Raphaëlle Branche, présidente de l'Association des historiens contemporanéistes de l'enseignement supérieur et de la recherche ne se réjouit pas pour autant : "Ça devrait changer peu de choses, c'est une décision minimale, de tamponner non plus des feuilles mais des cartons ; ce qui nous pose un problème , c'est le fait même de tamponner 'secret' : la valeur de secret a depuis longtemps disparu". 

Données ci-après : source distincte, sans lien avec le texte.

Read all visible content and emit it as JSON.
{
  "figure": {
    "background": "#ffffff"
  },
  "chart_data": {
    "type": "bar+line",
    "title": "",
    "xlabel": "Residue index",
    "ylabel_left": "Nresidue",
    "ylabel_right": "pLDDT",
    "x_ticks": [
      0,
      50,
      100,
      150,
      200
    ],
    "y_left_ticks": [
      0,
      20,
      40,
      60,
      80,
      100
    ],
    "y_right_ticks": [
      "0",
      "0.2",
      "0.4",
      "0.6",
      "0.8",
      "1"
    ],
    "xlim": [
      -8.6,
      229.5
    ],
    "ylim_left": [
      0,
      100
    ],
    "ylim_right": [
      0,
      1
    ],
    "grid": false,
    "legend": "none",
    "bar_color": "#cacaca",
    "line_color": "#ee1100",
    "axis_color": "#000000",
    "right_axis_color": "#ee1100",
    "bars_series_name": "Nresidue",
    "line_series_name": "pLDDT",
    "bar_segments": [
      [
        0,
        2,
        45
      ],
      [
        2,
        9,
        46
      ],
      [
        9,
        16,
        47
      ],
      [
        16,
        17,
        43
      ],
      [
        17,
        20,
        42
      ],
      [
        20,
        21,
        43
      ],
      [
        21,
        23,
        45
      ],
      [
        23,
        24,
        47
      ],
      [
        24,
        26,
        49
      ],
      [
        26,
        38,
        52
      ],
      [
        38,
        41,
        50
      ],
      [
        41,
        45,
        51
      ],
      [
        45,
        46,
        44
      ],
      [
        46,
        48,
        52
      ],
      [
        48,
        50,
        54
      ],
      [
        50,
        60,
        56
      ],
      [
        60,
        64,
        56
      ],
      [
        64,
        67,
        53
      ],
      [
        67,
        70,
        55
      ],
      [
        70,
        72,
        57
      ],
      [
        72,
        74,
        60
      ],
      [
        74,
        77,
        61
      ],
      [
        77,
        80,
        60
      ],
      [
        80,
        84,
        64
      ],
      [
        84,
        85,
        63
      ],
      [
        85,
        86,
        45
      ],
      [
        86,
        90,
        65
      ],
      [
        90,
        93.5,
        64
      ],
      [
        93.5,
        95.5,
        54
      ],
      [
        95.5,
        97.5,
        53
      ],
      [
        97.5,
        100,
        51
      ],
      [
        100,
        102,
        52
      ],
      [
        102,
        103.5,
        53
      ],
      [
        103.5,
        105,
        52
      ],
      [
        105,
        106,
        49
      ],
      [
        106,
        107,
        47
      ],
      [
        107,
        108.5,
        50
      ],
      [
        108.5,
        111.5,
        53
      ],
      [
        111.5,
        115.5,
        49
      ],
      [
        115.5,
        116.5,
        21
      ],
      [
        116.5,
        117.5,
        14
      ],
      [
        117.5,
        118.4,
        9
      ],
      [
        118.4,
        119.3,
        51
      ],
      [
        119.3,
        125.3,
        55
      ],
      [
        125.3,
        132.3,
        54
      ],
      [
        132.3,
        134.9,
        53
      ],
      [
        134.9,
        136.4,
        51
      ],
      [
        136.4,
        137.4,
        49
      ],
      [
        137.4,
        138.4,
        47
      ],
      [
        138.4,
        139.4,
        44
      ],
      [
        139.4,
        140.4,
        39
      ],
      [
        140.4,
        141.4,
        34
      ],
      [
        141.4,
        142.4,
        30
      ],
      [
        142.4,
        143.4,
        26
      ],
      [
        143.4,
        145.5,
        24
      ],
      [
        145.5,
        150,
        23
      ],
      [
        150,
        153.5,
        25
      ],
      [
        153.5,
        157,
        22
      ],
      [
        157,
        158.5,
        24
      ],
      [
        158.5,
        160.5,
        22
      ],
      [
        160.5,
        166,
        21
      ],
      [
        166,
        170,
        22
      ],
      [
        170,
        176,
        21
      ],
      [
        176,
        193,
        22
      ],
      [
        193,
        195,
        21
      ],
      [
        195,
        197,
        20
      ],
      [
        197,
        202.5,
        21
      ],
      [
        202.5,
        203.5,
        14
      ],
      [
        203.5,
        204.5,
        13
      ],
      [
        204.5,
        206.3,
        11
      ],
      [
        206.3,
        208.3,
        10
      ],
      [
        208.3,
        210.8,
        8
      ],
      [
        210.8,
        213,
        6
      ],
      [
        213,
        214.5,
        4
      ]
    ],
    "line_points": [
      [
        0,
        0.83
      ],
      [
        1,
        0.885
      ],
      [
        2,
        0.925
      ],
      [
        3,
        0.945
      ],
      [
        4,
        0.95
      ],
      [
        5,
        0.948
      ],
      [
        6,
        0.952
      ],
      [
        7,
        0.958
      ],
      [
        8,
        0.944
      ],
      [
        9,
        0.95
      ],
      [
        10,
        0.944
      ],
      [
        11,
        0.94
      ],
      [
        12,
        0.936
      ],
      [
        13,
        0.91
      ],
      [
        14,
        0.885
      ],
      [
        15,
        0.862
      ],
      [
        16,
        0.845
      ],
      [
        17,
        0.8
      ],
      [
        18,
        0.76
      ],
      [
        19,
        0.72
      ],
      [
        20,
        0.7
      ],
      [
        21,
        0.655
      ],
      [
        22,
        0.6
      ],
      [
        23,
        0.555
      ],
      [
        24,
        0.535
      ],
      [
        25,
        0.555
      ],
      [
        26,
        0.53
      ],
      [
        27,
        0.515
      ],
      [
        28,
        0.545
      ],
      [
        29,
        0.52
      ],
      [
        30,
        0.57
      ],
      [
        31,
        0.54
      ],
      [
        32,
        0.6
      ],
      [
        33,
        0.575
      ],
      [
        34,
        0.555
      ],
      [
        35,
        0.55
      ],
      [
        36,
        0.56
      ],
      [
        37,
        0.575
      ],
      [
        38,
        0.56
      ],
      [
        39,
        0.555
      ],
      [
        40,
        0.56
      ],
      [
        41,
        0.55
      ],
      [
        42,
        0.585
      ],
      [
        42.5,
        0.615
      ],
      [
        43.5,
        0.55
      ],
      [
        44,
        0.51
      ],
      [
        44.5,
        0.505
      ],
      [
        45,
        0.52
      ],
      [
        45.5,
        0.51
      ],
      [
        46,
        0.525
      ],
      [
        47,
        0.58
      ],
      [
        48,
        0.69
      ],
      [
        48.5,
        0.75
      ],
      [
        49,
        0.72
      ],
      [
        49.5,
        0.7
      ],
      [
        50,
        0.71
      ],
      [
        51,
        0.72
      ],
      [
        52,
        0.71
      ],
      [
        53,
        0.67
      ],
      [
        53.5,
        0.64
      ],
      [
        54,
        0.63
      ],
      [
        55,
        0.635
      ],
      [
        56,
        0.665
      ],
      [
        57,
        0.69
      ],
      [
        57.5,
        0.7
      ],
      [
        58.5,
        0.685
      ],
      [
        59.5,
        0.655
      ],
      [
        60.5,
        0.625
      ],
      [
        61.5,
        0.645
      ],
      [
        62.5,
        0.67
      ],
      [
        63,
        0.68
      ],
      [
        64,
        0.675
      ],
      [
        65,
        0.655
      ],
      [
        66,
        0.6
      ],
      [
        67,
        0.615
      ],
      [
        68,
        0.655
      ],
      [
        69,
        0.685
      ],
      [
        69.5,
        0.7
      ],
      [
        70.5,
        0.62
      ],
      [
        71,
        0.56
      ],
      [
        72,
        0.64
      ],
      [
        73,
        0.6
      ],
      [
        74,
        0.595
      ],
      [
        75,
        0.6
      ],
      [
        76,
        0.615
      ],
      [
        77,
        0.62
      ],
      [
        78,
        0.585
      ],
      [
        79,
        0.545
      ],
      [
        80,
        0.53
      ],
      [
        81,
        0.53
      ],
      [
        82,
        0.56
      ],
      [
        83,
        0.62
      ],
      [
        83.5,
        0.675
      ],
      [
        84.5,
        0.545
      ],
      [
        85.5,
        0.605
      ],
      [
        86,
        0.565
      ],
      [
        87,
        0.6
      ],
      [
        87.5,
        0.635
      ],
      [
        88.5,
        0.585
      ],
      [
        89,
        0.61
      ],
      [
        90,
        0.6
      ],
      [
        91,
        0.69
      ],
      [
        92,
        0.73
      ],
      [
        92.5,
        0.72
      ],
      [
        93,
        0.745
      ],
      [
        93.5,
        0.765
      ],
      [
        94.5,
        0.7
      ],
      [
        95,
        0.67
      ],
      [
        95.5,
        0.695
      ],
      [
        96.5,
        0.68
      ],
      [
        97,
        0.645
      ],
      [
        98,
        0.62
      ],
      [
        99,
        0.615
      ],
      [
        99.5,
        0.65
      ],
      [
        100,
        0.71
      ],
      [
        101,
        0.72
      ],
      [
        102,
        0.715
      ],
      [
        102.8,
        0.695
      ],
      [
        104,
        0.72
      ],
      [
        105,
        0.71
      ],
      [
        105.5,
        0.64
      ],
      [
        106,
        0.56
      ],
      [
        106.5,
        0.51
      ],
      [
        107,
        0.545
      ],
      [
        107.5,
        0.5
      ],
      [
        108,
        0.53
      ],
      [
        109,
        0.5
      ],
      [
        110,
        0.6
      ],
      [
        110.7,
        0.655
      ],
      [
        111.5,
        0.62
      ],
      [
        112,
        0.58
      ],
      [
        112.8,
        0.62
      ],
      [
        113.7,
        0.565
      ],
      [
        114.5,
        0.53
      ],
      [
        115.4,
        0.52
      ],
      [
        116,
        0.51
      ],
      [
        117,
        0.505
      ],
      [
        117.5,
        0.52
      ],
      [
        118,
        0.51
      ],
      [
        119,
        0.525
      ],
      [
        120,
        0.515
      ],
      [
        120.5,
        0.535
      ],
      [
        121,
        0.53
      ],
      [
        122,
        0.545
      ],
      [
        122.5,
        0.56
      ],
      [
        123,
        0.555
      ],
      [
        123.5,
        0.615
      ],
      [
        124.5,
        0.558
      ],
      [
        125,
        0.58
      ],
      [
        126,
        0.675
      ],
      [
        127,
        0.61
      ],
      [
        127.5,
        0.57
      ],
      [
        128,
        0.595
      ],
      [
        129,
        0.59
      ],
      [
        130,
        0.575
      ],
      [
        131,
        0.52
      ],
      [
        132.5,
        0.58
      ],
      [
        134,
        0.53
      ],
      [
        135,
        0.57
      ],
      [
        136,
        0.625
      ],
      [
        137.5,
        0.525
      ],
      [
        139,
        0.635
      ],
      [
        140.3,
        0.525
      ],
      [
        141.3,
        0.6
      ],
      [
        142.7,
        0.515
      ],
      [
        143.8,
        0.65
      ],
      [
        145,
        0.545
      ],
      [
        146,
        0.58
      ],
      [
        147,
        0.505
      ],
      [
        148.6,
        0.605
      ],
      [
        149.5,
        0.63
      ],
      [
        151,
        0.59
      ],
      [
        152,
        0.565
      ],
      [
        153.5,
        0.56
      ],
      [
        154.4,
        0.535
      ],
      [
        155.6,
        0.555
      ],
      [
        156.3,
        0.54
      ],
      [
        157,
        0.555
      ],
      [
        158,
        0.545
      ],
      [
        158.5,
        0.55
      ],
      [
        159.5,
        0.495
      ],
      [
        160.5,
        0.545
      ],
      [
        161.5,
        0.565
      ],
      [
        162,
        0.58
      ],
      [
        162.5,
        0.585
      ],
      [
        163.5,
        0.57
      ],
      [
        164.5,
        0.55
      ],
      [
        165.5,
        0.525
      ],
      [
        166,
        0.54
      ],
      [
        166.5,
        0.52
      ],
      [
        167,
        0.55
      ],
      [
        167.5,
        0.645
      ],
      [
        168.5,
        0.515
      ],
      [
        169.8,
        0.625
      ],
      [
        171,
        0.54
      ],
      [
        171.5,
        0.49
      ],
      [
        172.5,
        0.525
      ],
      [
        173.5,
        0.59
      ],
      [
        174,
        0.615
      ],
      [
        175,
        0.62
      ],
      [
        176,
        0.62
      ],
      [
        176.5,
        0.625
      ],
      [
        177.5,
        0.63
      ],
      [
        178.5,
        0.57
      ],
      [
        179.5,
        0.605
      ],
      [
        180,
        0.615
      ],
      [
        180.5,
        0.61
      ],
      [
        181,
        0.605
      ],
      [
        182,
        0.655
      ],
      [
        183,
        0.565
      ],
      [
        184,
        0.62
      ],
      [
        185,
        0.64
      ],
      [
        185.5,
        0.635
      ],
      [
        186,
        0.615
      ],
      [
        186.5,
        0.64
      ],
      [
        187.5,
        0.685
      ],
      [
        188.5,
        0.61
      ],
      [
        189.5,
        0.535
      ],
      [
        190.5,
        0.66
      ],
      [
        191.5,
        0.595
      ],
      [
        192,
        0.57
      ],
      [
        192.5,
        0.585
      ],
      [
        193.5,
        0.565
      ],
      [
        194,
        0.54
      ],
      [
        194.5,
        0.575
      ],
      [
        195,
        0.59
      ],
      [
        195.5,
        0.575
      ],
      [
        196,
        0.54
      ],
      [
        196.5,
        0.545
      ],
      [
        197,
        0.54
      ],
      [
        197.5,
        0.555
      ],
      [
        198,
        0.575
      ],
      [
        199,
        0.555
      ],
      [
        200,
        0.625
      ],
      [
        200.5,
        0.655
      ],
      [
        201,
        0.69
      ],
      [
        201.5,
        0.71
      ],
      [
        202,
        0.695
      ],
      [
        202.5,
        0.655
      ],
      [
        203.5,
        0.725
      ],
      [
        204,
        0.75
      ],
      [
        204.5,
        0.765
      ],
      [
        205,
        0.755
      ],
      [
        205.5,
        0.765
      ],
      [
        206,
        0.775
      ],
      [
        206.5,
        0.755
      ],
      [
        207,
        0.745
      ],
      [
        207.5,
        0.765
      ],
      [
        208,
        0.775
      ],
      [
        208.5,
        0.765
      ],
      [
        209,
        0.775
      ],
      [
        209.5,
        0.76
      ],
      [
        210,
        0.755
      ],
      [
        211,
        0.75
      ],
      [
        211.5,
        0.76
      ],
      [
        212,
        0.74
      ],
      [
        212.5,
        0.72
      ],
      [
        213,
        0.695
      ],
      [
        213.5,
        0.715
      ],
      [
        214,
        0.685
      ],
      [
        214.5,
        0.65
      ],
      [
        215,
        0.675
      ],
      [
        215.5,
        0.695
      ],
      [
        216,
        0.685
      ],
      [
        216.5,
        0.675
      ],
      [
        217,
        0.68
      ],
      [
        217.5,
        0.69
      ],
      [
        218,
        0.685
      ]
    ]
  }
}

Sur le droit des archives : "Pour des documents classés secret défense, pas visible avant 50 ans. Si non, vous pouvez le faire immédiatement. En temps, entre le lecteur et le document, s'est immiscé l'administration, qui décide alors que la loi nous donne un accès : il peut se passer des mois, des années, parfois pas de réponses, tout est arbitraires, il n'y pas de règles sur ces délais". 

"Beaucoup de documents classés 'secret défense' n'ont aucune valeur secret défense aujourd'hui". 

Concernant les essais nucléaires dans le Sahara : "Tout ce qui est sujet militaire est incommunicable. En revanche, pour les disparus, d'après la loi, plupart des questions sont accessibles aujourd'hui. Et côté algérien, on peut avoir accès aux archives, mais c'est beaucoup plus opaque".